Est-il possible pour l’œil de se voir lui-même, ou de connaître ce qui est connaissant ? La conclusion est que le sujet de la conscience nous échappe toujours, puisqu’il est son propre objet.

Les chercheurs en sciences sociales, et en particulier les phénoménologues, cherchent à comprendre le monde intérieur de nos sentiments, attitudes et sensations, ainsi que les significations que nous attachons à notre expérience. Les recherches qui en résultent finissent par décrire et interpréter (parfois même expliquer) notre expérience subjective et notre comportement, sans tenir compte de l’origine de ces phénomènes. C’est comme si l’on était fasciné par les images sur un écran de télévision, tout en ignorant l’électricité et le système de diffusion qui les produisent.

Cet essai se propose d’explorer la conscience et l’expérience, les aspects fondamentaux de l’être humain. En utilisant la phénoménologie — l’étude du phénoménal [Note de l’éditeur : c’est-à-dire les apparences expérientielles] — comme point de mire, nous aborderons le nouménal, ce qui est la source de toutes les apparences. La science occidentale et la philosophie orientale seront visitées dans notre recherche, et un éventail de théories sera discuté. Ce faisant, je remettrai en question nos conceptions eurocentriques de la conscience, de la prise de conscience et de l’expérience.

La Phénoménologie

La phénoménologie se définit comme l’étude des objets de la conscience, tels qu’ils apparaissent à la conscience individuelle. Du grec phainomenon, qui signifie apparition, les phénomènes sont les sensations, les pensées et les perceptions qui constituent la totalité de notre expérience vécue. La phénoménologie met l’accent sur le monde tel qu’il est vécu par les individus — leur « monde de vie » — et non sur le monde ou la réalité comme quelque chose de distinct de l’expérience subjective. Cette approche de la recherche pose la question « À quoi ressemble cette expérience ? » et tente d’explorer les significations telles qu’elles sont vécues dans la vie quotidienne.

La phénoménologie, en tant que branche de la philosophie, a une longue histoire qui trouve son origine dans les travaux de Platon et sa distinction entre les expériences sensorielles et abstraites. Les thèmes de la phénoménologie ont été explorés par Kant, Schopenhauer, Berkeley et Hume, mais ils ont pris de l’importance à la fin du XIXe siècle grâce aux travaux de Franz Brentano (1973) et de William James (1890). Le monde subjectif intérieur, susceptible d’être exploré par l’introspection, est devenu un centre d’intérêt en réaction contre le matérialisme objectif de la science.

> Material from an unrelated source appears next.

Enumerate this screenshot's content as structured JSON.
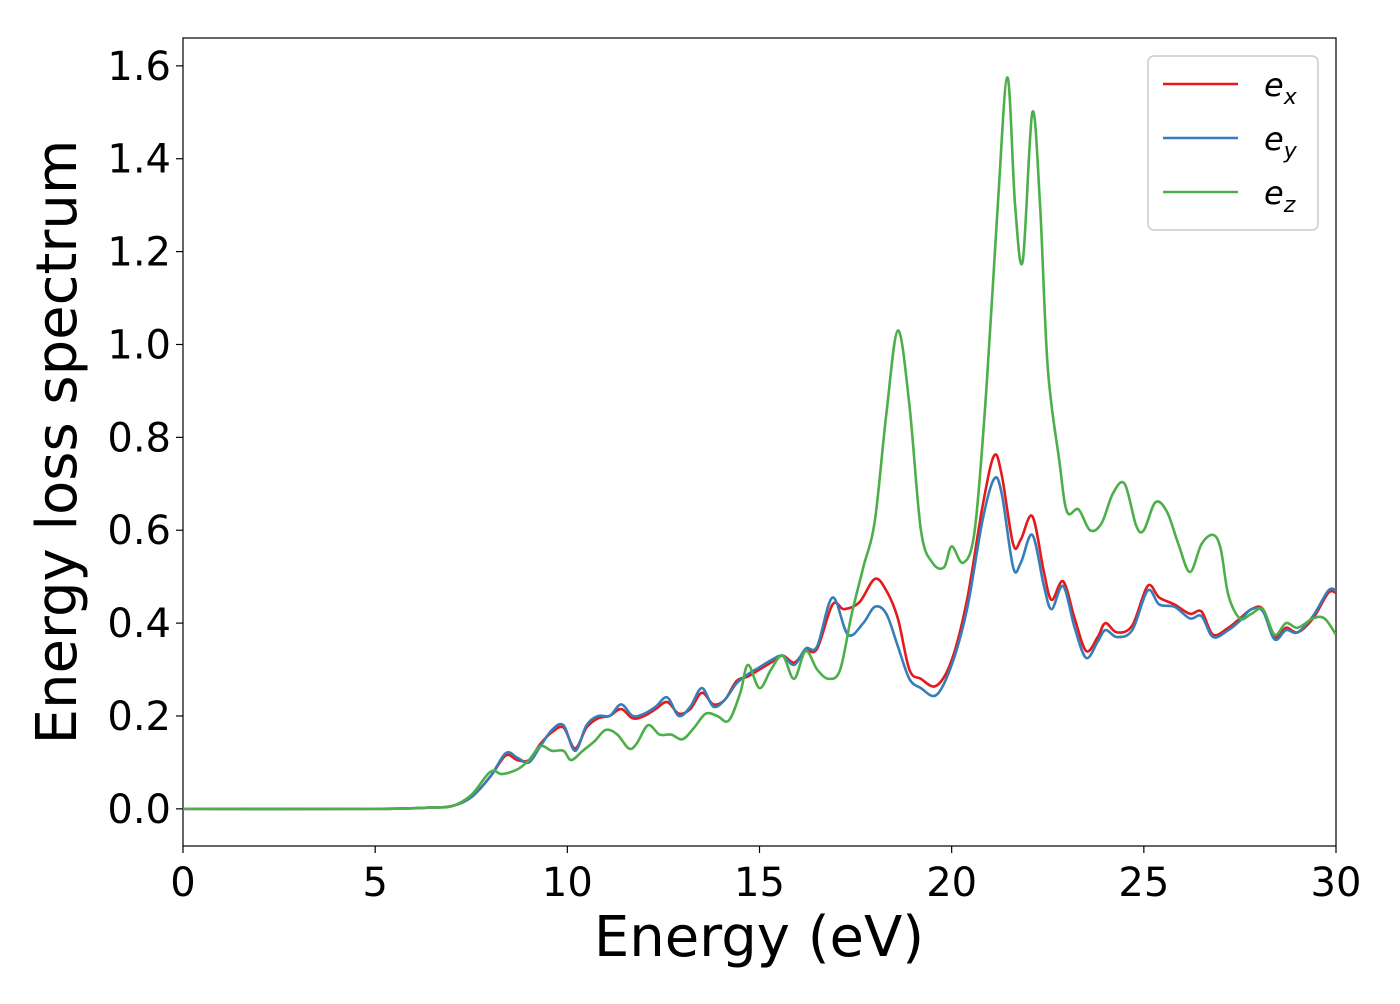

La figure fondatrice de la phénoménologie, Edmund Husserl (1859-1938), a cherché à établir une science tout aussi rigoureuse de l’expérience subjective. L’intention était d’étudier méthodiquement les structures essentielles de la conscience, tout en adoptant l’« attitude phénoménologique », où la compréhension et la connaissance préalables étaient délibérément suspendues ; ce qu’on appelle la « mise entre parenthèses » ou l’épochè. Cette suspension de l’attitude préréflexive « naturelle » avait pour but d’ouvrir l’esprit du chercheur à des possibilités de sens plus larges. Les objets de la conscience peuvent donc être décrits en tant que caractéristiques essentielles et invariables, c’est-à-dire les caractéristiques d’un phénomène sans lesquelles il ne peut être considéré comme tel.

L’accent épistémologique était évident dans le désir de formuler des comptes rendus objectifs de phénomènes subjectifs, par exemple les expériences de solitude ou de devenir parent. L’accent est mis sur la réduction des associations et des significations à une description spécifique et pure de ces expériences, afin d’accroître notre compréhension et d’établir une science de la conscience. En ne niant pas l’existence d’un monde extérieur, on pourrait soutenir que Husserl a, par inadvertance, réinstauré la division sujet-objet qui était alors considérée comme la faille du positivisme logique.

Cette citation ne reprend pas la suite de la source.